Director – USDA Forest Service International Institute of Tropical Forestry (Puerto Rico)

Today’s Date: 10 December 2007

1. What interaction with an animal and/or nature in your life has had the biggest impact on you?

I have fond memories of pet dogs I have had, but these are not the type that one would list as a big impact. However, a summer job in the rain forest in Puerto Rico, just after I graduated from my bachelor’s degree, did have a big impact in my life. It contributed to me becoming an ecologist rather than an MD.

2. Did you have a favorite place in the great outdoors during your childhood?

No, but I cherished visiting my grandfather’s farm

Now? I love all tropical forests and wetlands.

3. As a former zookeeper, I would love to know what your favorite animal is and why?

My favorite animals are those construed to be ecosystem engineers or keystone species.

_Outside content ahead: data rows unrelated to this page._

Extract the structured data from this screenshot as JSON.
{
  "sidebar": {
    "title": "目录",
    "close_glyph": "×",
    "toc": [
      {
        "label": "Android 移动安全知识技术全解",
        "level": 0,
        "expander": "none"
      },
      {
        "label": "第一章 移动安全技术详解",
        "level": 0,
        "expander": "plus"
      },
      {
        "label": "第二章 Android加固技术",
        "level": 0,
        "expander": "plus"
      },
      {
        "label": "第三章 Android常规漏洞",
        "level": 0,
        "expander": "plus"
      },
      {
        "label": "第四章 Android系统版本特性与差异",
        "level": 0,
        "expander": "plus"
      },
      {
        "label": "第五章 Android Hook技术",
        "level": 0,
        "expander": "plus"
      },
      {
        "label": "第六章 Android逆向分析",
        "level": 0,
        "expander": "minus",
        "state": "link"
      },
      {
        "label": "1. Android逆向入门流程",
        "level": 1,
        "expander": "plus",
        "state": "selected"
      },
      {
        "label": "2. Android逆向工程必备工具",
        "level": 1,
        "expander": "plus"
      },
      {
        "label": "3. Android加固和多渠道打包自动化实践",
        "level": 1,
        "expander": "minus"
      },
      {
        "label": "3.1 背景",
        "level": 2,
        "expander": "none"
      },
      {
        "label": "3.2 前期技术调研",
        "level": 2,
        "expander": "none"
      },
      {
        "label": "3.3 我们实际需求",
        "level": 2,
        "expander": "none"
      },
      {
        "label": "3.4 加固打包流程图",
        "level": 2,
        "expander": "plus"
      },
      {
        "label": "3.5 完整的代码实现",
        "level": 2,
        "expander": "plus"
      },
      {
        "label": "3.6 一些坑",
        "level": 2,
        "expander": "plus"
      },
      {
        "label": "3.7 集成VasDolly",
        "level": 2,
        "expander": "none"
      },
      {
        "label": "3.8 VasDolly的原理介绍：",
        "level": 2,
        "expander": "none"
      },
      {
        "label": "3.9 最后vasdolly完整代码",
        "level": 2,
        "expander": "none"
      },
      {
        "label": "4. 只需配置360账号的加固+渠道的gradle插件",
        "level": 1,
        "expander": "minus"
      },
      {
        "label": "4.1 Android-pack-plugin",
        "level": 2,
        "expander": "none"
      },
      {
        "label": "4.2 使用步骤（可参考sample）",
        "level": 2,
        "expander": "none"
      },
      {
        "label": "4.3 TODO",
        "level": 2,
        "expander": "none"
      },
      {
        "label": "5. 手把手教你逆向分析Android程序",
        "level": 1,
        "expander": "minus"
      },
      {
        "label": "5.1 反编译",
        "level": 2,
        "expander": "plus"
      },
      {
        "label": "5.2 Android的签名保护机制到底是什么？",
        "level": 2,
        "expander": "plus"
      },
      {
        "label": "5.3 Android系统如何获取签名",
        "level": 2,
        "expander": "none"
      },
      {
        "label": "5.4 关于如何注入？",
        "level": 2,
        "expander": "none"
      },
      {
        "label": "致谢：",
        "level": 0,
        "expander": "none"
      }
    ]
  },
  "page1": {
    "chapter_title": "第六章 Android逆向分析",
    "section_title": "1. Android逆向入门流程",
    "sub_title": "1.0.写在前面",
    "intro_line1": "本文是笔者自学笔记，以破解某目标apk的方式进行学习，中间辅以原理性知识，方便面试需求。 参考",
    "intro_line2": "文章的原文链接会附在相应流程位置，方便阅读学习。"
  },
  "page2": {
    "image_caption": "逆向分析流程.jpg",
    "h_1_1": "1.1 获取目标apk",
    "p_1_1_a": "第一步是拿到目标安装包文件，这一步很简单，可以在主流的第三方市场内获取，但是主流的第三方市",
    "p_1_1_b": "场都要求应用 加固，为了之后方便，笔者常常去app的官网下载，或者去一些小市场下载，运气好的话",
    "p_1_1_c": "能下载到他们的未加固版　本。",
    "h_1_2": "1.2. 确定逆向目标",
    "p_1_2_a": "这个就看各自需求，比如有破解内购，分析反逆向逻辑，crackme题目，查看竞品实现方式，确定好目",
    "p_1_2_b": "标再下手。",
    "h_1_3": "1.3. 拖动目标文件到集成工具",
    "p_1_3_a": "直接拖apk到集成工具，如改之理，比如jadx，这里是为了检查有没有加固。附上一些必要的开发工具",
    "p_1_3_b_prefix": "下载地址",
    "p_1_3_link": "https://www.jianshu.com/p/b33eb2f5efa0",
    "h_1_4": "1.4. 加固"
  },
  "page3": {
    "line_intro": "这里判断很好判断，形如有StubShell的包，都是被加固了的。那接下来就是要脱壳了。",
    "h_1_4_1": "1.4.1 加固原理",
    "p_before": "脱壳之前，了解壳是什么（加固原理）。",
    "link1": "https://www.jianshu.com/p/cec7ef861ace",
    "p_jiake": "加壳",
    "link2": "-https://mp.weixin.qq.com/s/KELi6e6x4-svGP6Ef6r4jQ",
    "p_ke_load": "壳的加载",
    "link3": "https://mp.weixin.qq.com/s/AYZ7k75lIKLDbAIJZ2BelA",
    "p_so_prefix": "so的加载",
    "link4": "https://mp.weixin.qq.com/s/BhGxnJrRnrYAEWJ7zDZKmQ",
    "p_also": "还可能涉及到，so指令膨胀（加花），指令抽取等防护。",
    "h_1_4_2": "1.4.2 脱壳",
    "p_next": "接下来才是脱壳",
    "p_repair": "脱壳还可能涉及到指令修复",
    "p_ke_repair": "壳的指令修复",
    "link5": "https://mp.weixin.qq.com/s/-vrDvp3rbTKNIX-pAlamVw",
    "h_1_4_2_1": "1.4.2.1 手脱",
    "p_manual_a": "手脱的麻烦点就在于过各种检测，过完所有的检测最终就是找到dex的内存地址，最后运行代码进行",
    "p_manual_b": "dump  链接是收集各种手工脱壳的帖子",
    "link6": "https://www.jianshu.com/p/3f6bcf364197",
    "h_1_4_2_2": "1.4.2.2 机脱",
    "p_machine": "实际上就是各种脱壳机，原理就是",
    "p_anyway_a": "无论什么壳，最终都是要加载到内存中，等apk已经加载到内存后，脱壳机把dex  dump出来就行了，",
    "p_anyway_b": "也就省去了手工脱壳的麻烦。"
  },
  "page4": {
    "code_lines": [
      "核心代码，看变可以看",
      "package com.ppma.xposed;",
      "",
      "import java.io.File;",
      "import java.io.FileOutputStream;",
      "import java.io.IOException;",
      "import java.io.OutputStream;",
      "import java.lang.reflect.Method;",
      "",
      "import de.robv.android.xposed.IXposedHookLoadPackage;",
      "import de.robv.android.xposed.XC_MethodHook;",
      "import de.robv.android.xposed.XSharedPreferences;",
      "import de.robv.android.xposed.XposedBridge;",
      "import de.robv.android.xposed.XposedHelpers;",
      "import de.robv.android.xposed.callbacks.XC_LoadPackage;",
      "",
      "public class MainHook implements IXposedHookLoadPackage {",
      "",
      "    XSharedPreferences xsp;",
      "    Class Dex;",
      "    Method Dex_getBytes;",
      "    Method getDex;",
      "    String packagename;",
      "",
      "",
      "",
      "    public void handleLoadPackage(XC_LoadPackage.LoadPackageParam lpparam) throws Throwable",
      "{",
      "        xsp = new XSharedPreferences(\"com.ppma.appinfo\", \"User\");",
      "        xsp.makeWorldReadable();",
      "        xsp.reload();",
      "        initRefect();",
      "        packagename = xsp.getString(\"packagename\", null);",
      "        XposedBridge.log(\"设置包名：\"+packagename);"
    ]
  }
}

For example, earthworms, leaf cutter ants, freshwater shrimp, etc.

4. What do you think is the greatest environmental challenge facing us now, and what do you think will be the greatest challenge in the future?

The greatest present environmental challenge is the same one we will face in the future. That is, coping with environmental change. Environmental conditions are rapidly changing as human effects on the planet become increasingly global and ubiquitous. Nature reacts to these changes by self-organizing into new ecosystems that we need to recognize and conserve, even if they don’t have the same species composition as familiar ecosystems.

5. If you could give one piece of advice regarding the environment and our natural resources, what would it be?

To become as familiar as possible with natural environments and ecosystems, learn to value the services we derived from these ecosystems, and contribute to their conservation.